Как много между нами осталось несказанного — об опасности, о красоте, о жизни без исцеления! Все вокруг глухо и запутано, и нет простого и понятного пути.
— Мне не спалось, — отзываюсь я. — И не хотелось тебя будить.
Джулиан хмурится. Я не могу заставить себя встретиться с ним взглядом. За прошлую неделю я смирилась с тем, что никогда не полюблю Джулиана так сильно, как любила Алекса. Но теперь эта идея стала непреодолимой стеной между нами. Я никогда не полюблю Джулиана так, как любила Алекса.
— Что с тобой такое? — настороженно интересуется Джулиан.
— Ничего, — отвечаю я, потом повторяю: — Ничего.
— Сделать что-нибудь... — начинает Джулиан, но тут Рэйвен разворачивается и свирепо смотрит на него.
— Эй, золотце! — рявкает она — так она называет Джулиана, когда злится. — Сейчас не час сплетен, ясно? Заткнитесь или проваливайте подальше.
Джулиан умолкает. Я смотрю на Колина, и Джулиан не пытается прикоснуться ко мне или подойти ближе. Небо теперь пронизано длинными оранжевыми и красными нитями, словно щупальцами огромной медузы, плывущей в молочно-белом океане. Туман развеивается. Земля начинает пробуждаться. Портленд тоже скоро зашевелится.
Колин излагает нам план.
Хана
В мое последнее утро бытия Ханой Тэйт я в одиночестве пью кофе на террасе.

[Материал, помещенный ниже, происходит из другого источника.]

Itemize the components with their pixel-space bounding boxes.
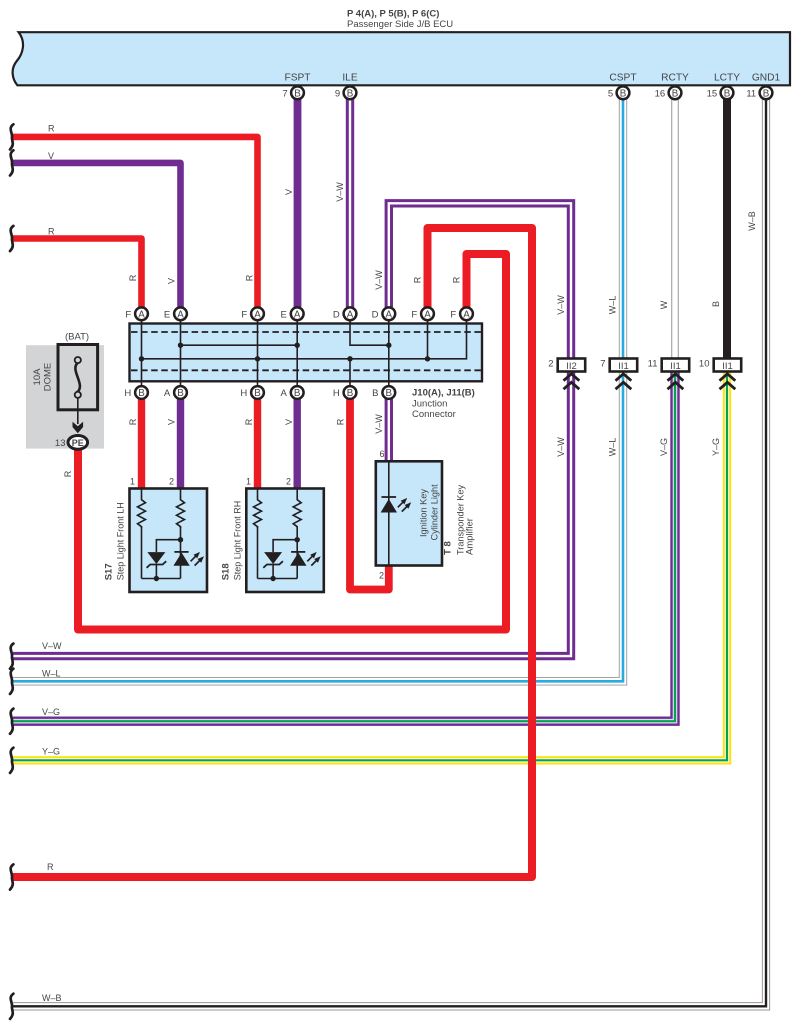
wire junction internal F(A)3 to H(B)3 — [257, 314, 259, 392]
junction top pin E(A)2 — [164, 307, 187, 320]
svg-text:Cylinder Light: Cylinder Light — [430, 484, 440, 541]
wire S17 right branch down — [180, 527, 182, 579]
svg-text:R: R — [48, 227, 55, 237]
svg-text:DOME: DOME — [42, 363, 53, 392]
wire junction internal bus A — [181, 344, 298, 346]
node bus B at F3 — [255, 356, 260, 361]
wire S17 zener branch — [156, 540, 180, 552]
wire R stub to junction F(A)3 — [13, 124, 258, 308]
junction connector J10(A) J11(B) box — [130, 324, 483, 421]
svg-text:R: R — [451, 276, 461, 283]
in-line connector II1 pin 10 — [699, 359, 741, 390]
svg-text:6: 6 — [379, 449, 384, 459]
svg-text:E: E — [281, 309, 287, 320]
svg-text:V–G: V–G — [42, 707, 60, 717]
svg-text:16: 16 — [655, 89, 666, 100]
junction top pin F(A)3 — [241, 307, 264, 320]
svg-text:V–W: V–W — [335, 182, 345, 202]
svg-text:F: F — [125, 309, 131, 320]
svg-text:V–G: V–G — [659, 438, 669, 456]
svg-text:V–W: V–W — [374, 414, 384, 434]
svg-text:II1: II1 — [722, 361, 733, 372]
wire S18 left branch down — [257, 527, 259, 579]
node bus B at F7 — [425, 356, 430, 361]
squiggle V1 — [10, 150, 13, 175]
svg-text:7: 7 — [282, 89, 287, 100]
svg-text:D: D — [333, 309, 340, 320]
wire V stub to junction E(A)2 — [13, 151, 181, 307]
LED S18 — [290, 552, 321, 566]
squiggle Y-G — [10, 748, 13, 773]
svg-text:V–W: V–W — [556, 437, 566, 457]
wire junction internal H(B)5 to bus B — [349, 359, 351, 392]
squiggle W-B — [10, 994, 13, 1019]
resistor S17 pin2 branch — [177, 489, 185, 528]
wire junction internal E(A)2 to A(B)2 — [180, 314, 182, 392]
wire junction internal F(A)7 to bus B — [427, 314, 429, 359]
wire S17 zener to bottom rail — [155, 565, 157, 579]
node step at D6 — [386, 343, 391, 348]
svg-text:R: R — [48, 124, 55, 134]
svg-text:W–L: W–L — [42, 669, 61, 679]
wire junction internal bus B to F(A)8 — [142, 314, 467, 359]
junction top pin E(A)4 — [281, 307, 304, 320]
svg-text:GND1: GND1 — [752, 73, 781, 84]
resistor S18 pin2 branch — [293, 489, 301, 528]
svg-text:W: W — [659, 300, 669, 309]
svg-text:R: R — [412, 276, 422, 283]
svg-text:13: 13 — [55, 438, 66, 449]
S18 step light front RH box — [221, 477, 324, 593]
squiggle R3 — [10, 864, 13, 889]
wire Y-G below II1 to left edge — [13, 371, 727, 760]
svg-text:Y–G: Y–G — [42, 747, 60, 757]
svg-text:W–L: W–L — [607, 438, 617, 457]
svg-text:(BAT): (BAT) — [65, 332, 89, 343]
banner pin 11(B) GND1 — [746, 86, 772, 99]
svg-text:Step Light Front RH: Step Light Front RH — [233, 501, 243, 581]
svg-text:R: R — [244, 274, 254, 281]
wire S18 bottom rail — [258, 578, 298, 580]
T8 transponder key amplifier box — [376, 461, 476, 565]
svg-text:R: R — [128, 274, 138, 281]
LED T8 ignition key cylinder light — [381, 497, 412, 513]
svg-text:11: 11 — [648, 359, 658, 370]
wire V junction A(B)4 to S18 pin 2 — [284, 399, 297, 490]
svg-text:W–L: W–L — [607, 296, 617, 315]
junction top pin D(A)6 — [372, 307, 396, 320]
svg-text:A: A — [164, 388, 171, 399]
svg-text:H: H — [240, 388, 247, 399]
squiggle V-G — [10, 709, 13, 734]
wire V-G below II1 to left edge — [13, 371, 675, 721]
junction bottom pin H(B)1 — [124, 386, 148, 399]
node S18 bottom rail — [270, 576, 275, 581]
banner pin 15(B) LCTY — [707, 86, 734, 99]
resistor S17 pin1 branch — [138, 489, 146, 528]
svg-text:5: 5 — [608, 89, 613, 100]
svg-text:V–W: V–W — [42, 641, 62, 651]
node S18 pin2 branch — [295, 537, 300, 542]
svg-text:9: 9 — [335, 89, 340, 100]
wire V-W from junction D(A) looping right to connector II2 — [374, 203, 571, 359]
svg-text:2: 2 — [548, 359, 553, 370]
svg-text:RCTY: RCTY — [661, 73, 689, 84]
svg-text:V–W: V–W — [556, 295, 566, 315]
svg-text:Y–G: Y–G — [711, 438, 721, 456]
wire V-W below II2 to left edge — [13, 371, 571, 656]
wire R junction H(B)1 to S17 pin 1 — [128, 399, 142, 490]
svg-text:D: D — [372, 309, 379, 320]
wire W-L from CSPT to connector II1 — [607, 99, 623, 359]
svg-text:F: F — [450, 309, 456, 320]
wire W from RCTY to connector II1 — [659, 99, 675, 359]
squiggle V-W — [10, 644, 13, 669]
wire junction internal E(A)4 to A(B)4 — [296, 314, 298, 392]
svg-text:7: 7 — [600, 359, 605, 370]
wire junction internal D(A)6 to B(B)6 — [388, 314, 390, 392]
svg-text:CSPT: CSPT — [609, 73, 636, 84]
svg-text:R: R — [244, 418, 254, 425]
junction bottom pin H(B)5 — [333, 386, 357, 399]
pin 13 PE — [55, 436, 88, 450]
fuse holder gray box — [26, 332, 104, 449]
svg-text:Junction: Junction — [412, 399, 447, 410]
wire V-W from ILE to junction pin D(A) — [335, 99, 350, 307]
svg-text:FSPT: FSPT — [284, 73, 310, 84]
junction bottom pin H(B)3 — [240, 386, 264, 399]
svg-text:Passenger Side J/B ECU: Passenger Side J/B ECU — [347, 19, 453, 30]
svg-text:R: R — [47, 862, 54, 872]
svg-text:V: V — [284, 189, 294, 195]
svg-text:B: B — [711, 301, 721, 307]
svg-text:1: 1 — [246, 477, 251, 487]
svg-text:PE: PE — [72, 438, 84, 448]
in-line connector II1 pin 11 — [648, 359, 690, 390]
svg-text:J10(A), J11(B): J10(A), J11(B) — [412, 388, 475, 399]
squiggle R2 — [10, 226, 13, 251]
wire S17 left branch down — [141, 527, 143, 579]
svg-text:B: B — [372, 388, 378, 399]
svg-text:V–W: V–W — [374, 270, 384, 290]
fuse 10A DOME — [32, 345, 98, 410]
svg-text:II2: II2 — [566, 361, 577, 372]
svg-text:V: V — [166, 419, 176, 425]
zener diode S17 — [147, 552, 167, 568]
svg-text:H: H — [124, 388, 131, 399]
svg-text:V: V — [284, 419, 294, 425]
banner pin 7(B) FSPT — [282, 86, 303, 99]
Passenger Side J/B ECU banner box — [13, 32, 790, 85]
svg-text:S17: S17 — [104, 563, 115, 580]
svg-text:2: 2 — [379, 571, 384, 581]
svg-text:A: A — [281, 388, 288, 399]
wire R from junction F(A)8 via fuse loop to PE — [63, 254, 506, 630]
fuse output arrow — [73, 398, 84, 434]
svg-text:Ignition Key: Ignition Key — [419, 489, 429, 537]
wire R junction H(B)3 to S18 pin 1 — [244, 399, 258, 490]
ECU header label P 4(A), P 5(B), P 6(C) — [347, 9, 453, 31]
wire W-L below II1 to left edge — [13, 371, 623, 681]
svg-text:2: 2 — [286, 477, 291, 487]
svg-text:Amplifier: Amplifier — [465, 518, 476, 555]
wire junction internal D(A)5 step to D(A)6 column — [350, 314, 389, 345]
svg-text:F: F — [241, 309, 247, 320]
wire S18 zener branch — [273, 540, 297, 552]
svg-text:11: 11 — [746, 89, 756, 100]
svg-text:F: F — [411, 309, 417, 320]
svg-text:Connector: Connector — [412, 409, 456, 420]
node S17 bottom rail — [154, 576, 159, 581]
wire R junction H(B)5 hook to T8 pin 2 — [335, 399, 388, 590]
zener diode S18 — [263, 552, 283, 568]
svg-text:R: R — [63, 470, 73, 477]
svg-text:P 4(A), P 5(B), P 6(C): P 4(A), P 5(B), P 6(C) — [347, 9, 439, 20]
svg-text:II1: II1 — [670, 361, 681, 372]
wire R stub to junction F(A)1 — [13, 227, 142, 308]
svg-text:E: E — [164, 309, 170, 320]
node bus A at E2 — [178, 343, 183, 348]
wire V from FSPT to junction pin E(A) — [284, 99, 298, 307]
junction bottom pin A(B)4 — [281, 386, 304, 399]
junction bottom pin B(B)6 — [372, 386, 395, 399]
svg-text:15: 15 — [707, 89, 718, 100]
squiggle W-L — [10, 669, 13, 694]
svg-text:2: 2 — [169, 477, 174, 487]
S17 step light front LH box — [104, 477, 208, 593]
svg-text:R: R — [335, 418, 345, 425]
junction top pin D(A)5 — [333, 307, 357, 320]
node bus B at F1 — [139, 356, 144, 361]
svg-text:ILE: ILE — [342, 73, 357, 84]
svg-text:W–B: W–B — [747, 211, 757, 231]
banner pin 16(B) RCTY — [655, 86, 682, 99]
in-line connector II2 pin 2 — [548, 359, 585, 390]
banner pin 9(B) ILE — [335, 86, 356, 99]
wire S17 bottom rail — [142, 578, 181, 580]
svg-text:LCTY: LCTY — [714, 73, 740, 84]
junction top pin F(A)7 — [411, 307, 434, 320]
svg-text:II1: II1 — [618, 361, 629, 372]
node bus A at E4 — [295, 343, 300, 348]
node S17 pin2 branch — [178, 537, 183, 542]
svg-text:1: 1 — [130, 477, 135, 487]
squiggle R1 — [10, 124, 13, 149]
LED S17 — [173, 552, 204, 566]
junction top pin F(A)8 — [450, 307, 473, 320]
wire R from junction F(A)7 down to bottom left edge — [13, 228, 532, 877]
wire S18 zener to bottom rail — [272, 565, 274, 579]
svg-text:Step Light Front LH: Step Light Front LH — [116, 502, 126, 580]
node bus B at H5 — [347, 356, 352, 361]
svg-text:R: R — [128, 418, 138, 425]
svg-text:10: 10 — [699, 359, 710, 370]
wire B from LCTY to connector II1 — [711, 99, 727, 359]
wire S18 right branch down — [296, 527, 298, 579]
junction bottom pin A(B)2 — [164, 386, 187, 399]
svg-text:H: H — [333, 388, 340, 399]
svg-text:S18: S18 — [221, 563, 232, 580]
svg-text:W–B: W–B — [42, 993, 62, 1003]
wire V-W junction B(B)6 to T8 pin 6 — [374, 399, 389, 581]
wire V junction A(B)2 to S17 pin 2 — [166, 399, 180, 490]
junction top pin F(A)1 — [125, 307, 148, 320]
banner pin 5(B) CSPT — [608, 86, 629, 99]
wire junction internal F(A)1 to H(B)1 — [141, 314, 143, 392]
resistor S18 pin1 branch — [254, 489, 262, 528]
svg-text:V: V — [166, 278, 176, 284]
in-line connector II1 pin 7 — [600, 359, 637, 390]
svg-text:T 8: T 8 — [443, 541, 454, 555]
svg-text:V: V — [48, 151, 54, 161]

Я планировала прокатиться на велосипеде напоследок, но теперь на это можно не рассчитывать — после того, что произошло прошлым вечером. Улицы сейчас наверняка кишат полицией и регуляторами. Мне придется показывать документы, и мне примутся задавать вопросы, на которые я не смогу ответить.
Так что вместо этого я сижу на подвесной скамье-качелях; их ритмичное поскрипывание действует на меня умиротворяюще. Воздух все еще по-утреннему свежий, прохладный и пропитанный солью. Время от времени слышатся пронзительные крики чаек. Если не считать их, вокруг царит тишина. Ни сигналов тревоги, ни воя сирен, ни малейшего намека на вчерашний переполох.
Но в центре все совсем иначе. Там будут баррикады, и проверки документов, и усиленная охрана новой стены, Я вдруг вспоминаю, как Фред однажды сказал мне про стену, что она будет подобна ладони Божьей, что навеки укроет нас от опасности, защитит от больных, ущербных, неверных и недостойных.